One person said, “It’s not that I don’t believe in God, I’ve just never had an experience of God.” He was a musician, so we talked about the bands he had been a part of in his life, and the natural flow of groups who would come together and then fall apart. I asked him if he had a sense of what this cycle ending might be like for him and whether he had any reservations about it. He said, “how can I be afraid of something I’ve never experienced before?” I saw through this phrase the faith this patient didn’t even know he had. I saw a little sparkle, like his spirit shimmered. I knew I could entrust him into God’s care, and that he was at peace. The 18 year old version of me would have been eager to save his soul. The 41 year old me knows that God takes care of what happens after we die. My job as a chaplain is to be a vessel for God’s love in this world, to help people make sense of their lives, and to find connection with God no matter what is happening.

Sometimes patients leave us in stages, and their minds and personalities change to the point where loved ones can barely recognize them. Some patients I see suffer from dementia, where mood and thought processes can vary greatly from one visit to the next. In general, short-term memory is a challenge, but long-term memories can be quite vivid. I was working with another chaplain recently who specializes in working with dementia patients. It was fun to watch him interacting with our patient. Offering different thoughtful phrases. He said after the visit he likes to try a variety of things, “because you never know what’s going to land.” I knew what he meant, because I have seen it for myself. 

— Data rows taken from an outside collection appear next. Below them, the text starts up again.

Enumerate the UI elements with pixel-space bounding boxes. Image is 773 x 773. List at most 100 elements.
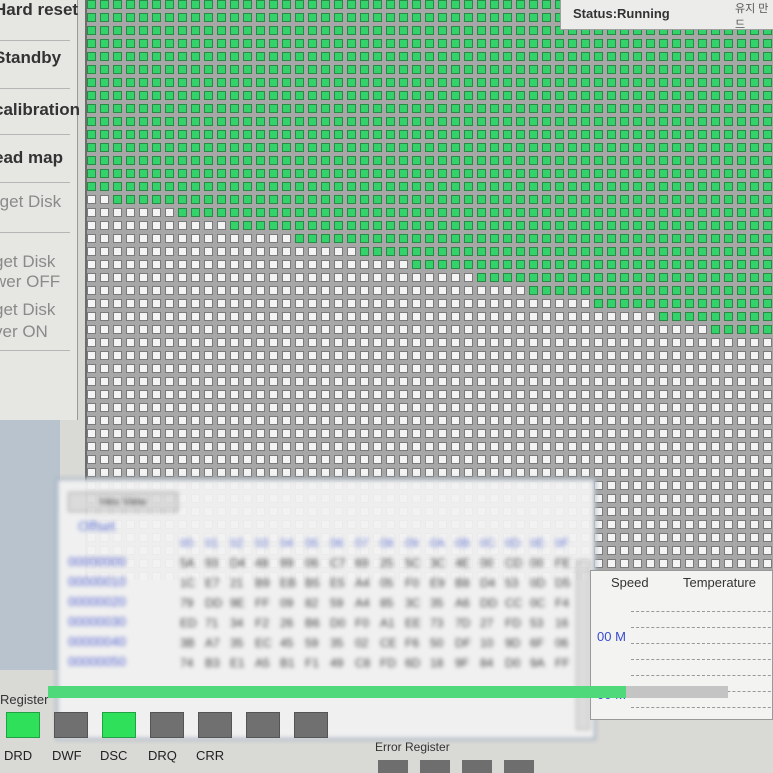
- block-cell: [243, 26, 252, 35]
- block-cell: [464, 78, 473, 87]
- block-cell: [503, 468, 512, 477]
- block-cell: [243, 52, 252, 61]
- block-cell: [672, 260, 681, 269]
- block-cell: [620, 494, 629, 503]
- block-cell: [373, 117, 382, 126]
- block-cell: [490, 195, 499, 204]
- block-cell: [243, 156, 252, 165]
- block-cell: [217, 247, 226, 256]
- block-cell: [308, 26, 317, 35]
- side-button-6[interactable]: wer OFF: [0, 272, 80, 292]
- block-cell: [646, 533, 655, 542]
- side-button-3[interactable]: ead map: [0, 148, 80, 168]
- block-cell: [438, 91, 447, 100]
- block-cell: [555, 351, 564, 360]
- side-button-4[interactable]: rget Disk: [0, 192, 80, 212]
- block-cell: [139, 78, 148, 87]
- block-cell: [191, 13, 200, 22]
- block-cell: [295, 26, 304, 35]
- block-cell: [386, 169, 395, 178]
- block-cell: [594, 78, 603, 87]
- block-cell: [269, 13, 278, 22]
- block-cell: [204, 364, 213, 373]
- block-cell: [139, 416, 148, 425]
- block-cell: [594, 351, 603, 360]
- block-cell: [594, 403, 603, 412]
- block-cell: [87, 221, 96, 230]
- side-button-5[interactable]: get Disk: [0, 252, 80, 272]
- block-cell: [321, 468, 330, 477]
- block-cell: [269, 286, 278, 295]
- block-cell: [295, 169, 304, 178]
- hex-byte: 16: [555, 616, 569, 630]
- block-cell: [555, 130, 564, 139]
- block-cell: [87, 338, 96, 347]
- block-cell: [165, 312, 174, 321]
- side-button-8[interactable]: ver ON: [0, 322, 80, 342]
- block-cell: [87, 455, 96, 464]
- side-button-7[interactable]: get Disk: [0, 300, 80, 320]
- block-cell: [217, 351, 226, 360]
- block-cell: [659, 143, 668, 152]
- block-cell: [711, 429, 720, 438]
- block-cell: [711, 442, 720, 451]
- tab-hex-view[interactable]: Hex View: [68, 492, 178, 512]
- side-button-1[interactable]: Standby: [0, 48, 80, 68]
- block-cell: [243, 143, 252, 152]
- block-cell: [633, 403, 642, 412]
- block-cell: [113, 416, 122, 425]
- block-cell: [724, 312, 733, 321]
- block-cell: [152, 52, 161, 61]
- hex-scrollbar[interactable]: [576, 560, 590, 730]
- side-button-2[interactable]: calibration: [0, 100, 80, 120]
- block-cell: [178, 0, 187, 9]
- block-cell: [204, 455, 213, 464]
- block-cell: [451, 468, 460, 477]
- block-cell: [321, 390, 330, 399]
- block-cell: [646, 52, 655, 61]
- block-cell: [178, 182, 187, 191]
- block-cell: [204, 130, 213, 139]
- block-cell: [698, 377, 707, 386]
- block-cell: [152, 247, 161, 256]
- block-cell: [542, 26, 551, 35]
- block-cell: [230, 169, 239, 178]
- hex-column-header: 07: [355, 536, 369, 550]
- block-cell: [724, 533, 733, 542]
- hex-byte: 85: [380, 596, 394, 610]
- block-cell: [698, 273, 707, 282]
- block-cell: [503, 377, 512, 386]
- block-cell: [243, 390, 252, 399]
- block-cell: [360, 403, 369, 412]
- block-cell: [126, 195, 135, 204]
- block-cell: [204, 338, 213, 347]
- block-cell: [178, 468, 187, 477]
- side-button-0[interactable]: Hard reset: [0, 0, 80, 20]
- block-cell: [204, 104, 213, 113]
- block-cell: [321, 65, 330, 74]
- block-cell: [633, 442, 642, 451]
- block-cell: [490, 247, 499, 256]
- hex-row-offset: 00000020: [68, 594, 126, 609]
- block-cell: [451, 429, 460, 438]
- block-cell: [412, 130, 421, 139]
- block-cell: [373, 195, 382, 204]
- hex-byte: 9A: [530, 656, 545, 670]
- block-cell: [152, 195, 161, 204]
- block-cell: [373, 39, 382, 48]
- block-cell: [490, 377, 499, 386]
- block-cell: [724, 299, 733, 308]
- block-cell: [503, 364, 512, 373]
- block-cell: [139, 260, 148, 269]
- block-cell: [633, 169, 642, 178]
- block-cell: [308, 403, 317, 412]
- block-cell: [217, 52, 226, 61]
- block-cell: [360, 247, 369, 256]
- block-cell: [191, 442, 200, 451]
- hex-byte: B3: [205, 656, 220, 670]
- block-cell: [204, 91, 213, 100]
- block-cell: [386, 351, 395, 360]
- block-cell: [646, 78, 655, 87]
- block-cell: [451, 325, 460, 334]
- block-cell: [412, 377, 421, 386]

The other day, when I entered the room for a visit, the patient seemed agitated. He asked me to position his blankets and pillows in a different way. When I asked him questions about what he might like from me, he seemed confused. Scripture, praying, singing? No answer. But when I started the phrase, “The Lord is my shepherd, I shall not want.” A smile spread across his face, and he began saying it with me from memory. Because reciting Psalm 23 was a part of his faith, there was a well-worn path in his brain that could make a connection with it. The scripture served to create a pathway home for him. After finishing with the phrase, “and I shall dwell in the house of the Lord forever, he said, “yes, thank you.”

It isn’t always so beautiful. Sometimes the journey toward life’s end is a bumpy one. One of the significant jobs I have as a chaplain is to talk with patients and families about their grief. Sometimes it takes the form of the things the patient wished they could have done. Other times it’s about family members and the hard work of letting go of their loved one.

I sat once with two sisters.  One was dying of cancer, and they were both mourning how little time they had left with each other. They loved traveling together, and as they mourned all the trips they would never take, I asked them about their sense of the afterlife, and whether there was space to imagine that even though she couldn’t be a part of the trip physically, there might be a way that the dying sister could be present with the living one. They were intrigued by this idea and went on to make a list together of all the trips they would do. One sister here in the physical world, and the other from her place in the next life. 

In my line of work we call this movable hope. Hope and connection shows up in each season of our lives, but the way hope and connection shows up can change. Finding that and reorienting oneself is a little like looking for signs of life in the middle of winter. Life is there, but it takes more time and attention to identify.

In closing, what I know from my experience is that God is present for every day of our lives on this earth. And death is simply the holy completion of the cycle of life. Even when there is suffering or loneliness or struggle, my job as the chaplain is to show up and stay present with whatever is there. Holding the post in the knowledge that God is there. Believing in the truth that in life and in death, everyone eventually gets what they need.